Das Problem ist wohlbekannt

Die Schweizer Orthographische Konferenz SOK bilanziert den Stand der Rechtschreibe-Unordnung und kritisiert den Schülerduden.

Peter Surber
Merken
Drucken
Teilen

«Rechtschreibung» gibt es nur noch im Plural – dies machte die Frühjahrstagung der Schweizer Orthographischen Konferenz SOK vorgestern in Zürich deutlich. Der Gossauer Gymnasiallehrer und Reformkritiker Stefan Stirnemann erinnerte in seinem Bericht zur «Lage der Rechtschreibungen» an die wichtigsten Mängel der 1996 eingeführten Reform, namentlich auf dem Gebiet der Grossschreibung und der Getrennt- oder Zusammenschreibung. Das inzwischen wohlbekannte Musterbeispiel: «wohlbekannt» oder «wohl bekannt» sind zweierlei.

Lehrmittel mit Fehlern

Zwar haben die in der SOK organisierten Reformgegner, darunter zahlreiche Medien wie auch unsere Zeitung oder die Nachrichtenagentur sda, in den letzten Jahren ein eigenes Regelwerk entwickelt, das den Anforderungen an Schreibsicherheit, inhaltliche Differenzierung und Respekt vor dem «Sprachgefühl» (Stirnemann) Rechnung trägt und im Zweifelsfall der früheren Orthographie den Vorzug gibt: «bei Varianten die herkömmliche». Und die Schweiz erhielt dafür in Zürich denn auch Applaus von Gästen aus Deutschland und Österreich.

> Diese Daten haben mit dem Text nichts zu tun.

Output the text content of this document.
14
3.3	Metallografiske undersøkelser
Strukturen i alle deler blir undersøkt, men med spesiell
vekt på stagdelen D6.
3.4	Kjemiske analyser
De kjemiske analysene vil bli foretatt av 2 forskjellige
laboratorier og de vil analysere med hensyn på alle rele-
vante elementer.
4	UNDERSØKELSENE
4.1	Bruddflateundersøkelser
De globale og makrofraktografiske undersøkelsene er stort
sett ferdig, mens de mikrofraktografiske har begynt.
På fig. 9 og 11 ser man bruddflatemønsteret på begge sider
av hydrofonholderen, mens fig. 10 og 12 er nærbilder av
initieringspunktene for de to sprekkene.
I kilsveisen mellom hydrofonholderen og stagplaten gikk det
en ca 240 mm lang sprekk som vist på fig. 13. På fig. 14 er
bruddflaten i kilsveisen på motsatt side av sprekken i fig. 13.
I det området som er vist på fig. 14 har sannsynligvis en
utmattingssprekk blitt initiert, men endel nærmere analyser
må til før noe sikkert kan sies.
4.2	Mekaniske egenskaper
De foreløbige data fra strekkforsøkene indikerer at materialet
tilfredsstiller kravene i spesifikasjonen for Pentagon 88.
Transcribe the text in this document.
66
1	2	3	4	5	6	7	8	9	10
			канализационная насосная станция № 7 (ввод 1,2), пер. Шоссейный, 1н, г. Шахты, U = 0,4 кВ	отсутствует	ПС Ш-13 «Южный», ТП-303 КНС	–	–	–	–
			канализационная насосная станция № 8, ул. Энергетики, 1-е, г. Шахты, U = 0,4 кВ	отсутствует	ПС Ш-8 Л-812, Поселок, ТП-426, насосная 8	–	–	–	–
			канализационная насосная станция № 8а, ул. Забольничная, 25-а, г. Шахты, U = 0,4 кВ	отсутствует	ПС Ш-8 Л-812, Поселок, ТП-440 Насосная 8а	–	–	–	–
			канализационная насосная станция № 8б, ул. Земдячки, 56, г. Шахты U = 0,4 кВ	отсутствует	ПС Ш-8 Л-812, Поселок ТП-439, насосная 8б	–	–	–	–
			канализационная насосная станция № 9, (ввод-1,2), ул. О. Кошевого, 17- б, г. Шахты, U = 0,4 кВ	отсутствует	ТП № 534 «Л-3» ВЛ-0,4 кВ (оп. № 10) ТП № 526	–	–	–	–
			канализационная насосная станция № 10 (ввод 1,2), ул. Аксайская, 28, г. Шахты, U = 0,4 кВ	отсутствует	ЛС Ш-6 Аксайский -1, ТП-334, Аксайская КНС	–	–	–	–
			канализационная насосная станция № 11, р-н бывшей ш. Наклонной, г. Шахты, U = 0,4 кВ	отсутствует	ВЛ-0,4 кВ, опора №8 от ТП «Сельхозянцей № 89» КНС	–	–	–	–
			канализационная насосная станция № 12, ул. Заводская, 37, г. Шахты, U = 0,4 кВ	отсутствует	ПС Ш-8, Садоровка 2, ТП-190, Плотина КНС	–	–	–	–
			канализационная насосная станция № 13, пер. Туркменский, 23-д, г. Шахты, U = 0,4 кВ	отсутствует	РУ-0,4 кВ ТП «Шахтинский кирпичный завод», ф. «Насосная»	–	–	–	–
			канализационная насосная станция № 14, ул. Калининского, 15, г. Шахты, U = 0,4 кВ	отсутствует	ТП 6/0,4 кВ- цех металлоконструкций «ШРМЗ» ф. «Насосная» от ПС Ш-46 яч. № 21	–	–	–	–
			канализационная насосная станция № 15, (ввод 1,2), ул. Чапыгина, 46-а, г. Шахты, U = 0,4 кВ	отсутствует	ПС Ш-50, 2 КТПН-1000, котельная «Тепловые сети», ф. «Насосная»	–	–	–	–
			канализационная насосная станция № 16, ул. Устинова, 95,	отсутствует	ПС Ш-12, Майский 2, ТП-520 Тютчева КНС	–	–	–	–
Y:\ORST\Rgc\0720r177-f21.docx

In Schulen und Verwaltungen gilt jedoch die neue Rechtschreibung, und namentlich in der Bundeskanzlei und bei den Erziehungsdirektoren beisse man mit Verbesserungsvorschlägen «auf Berner Granit», erklärte SOK-Aushängeschild und Nationalrat Filippo Leutenegger.

Gravierend sei die Lage in den Schulen, wie mehrere Redner hervorhoben: Seit August 2009 gilt fehlerwirksam die neue Rechtschreibung nach den Vorgaben des Schülerdudens.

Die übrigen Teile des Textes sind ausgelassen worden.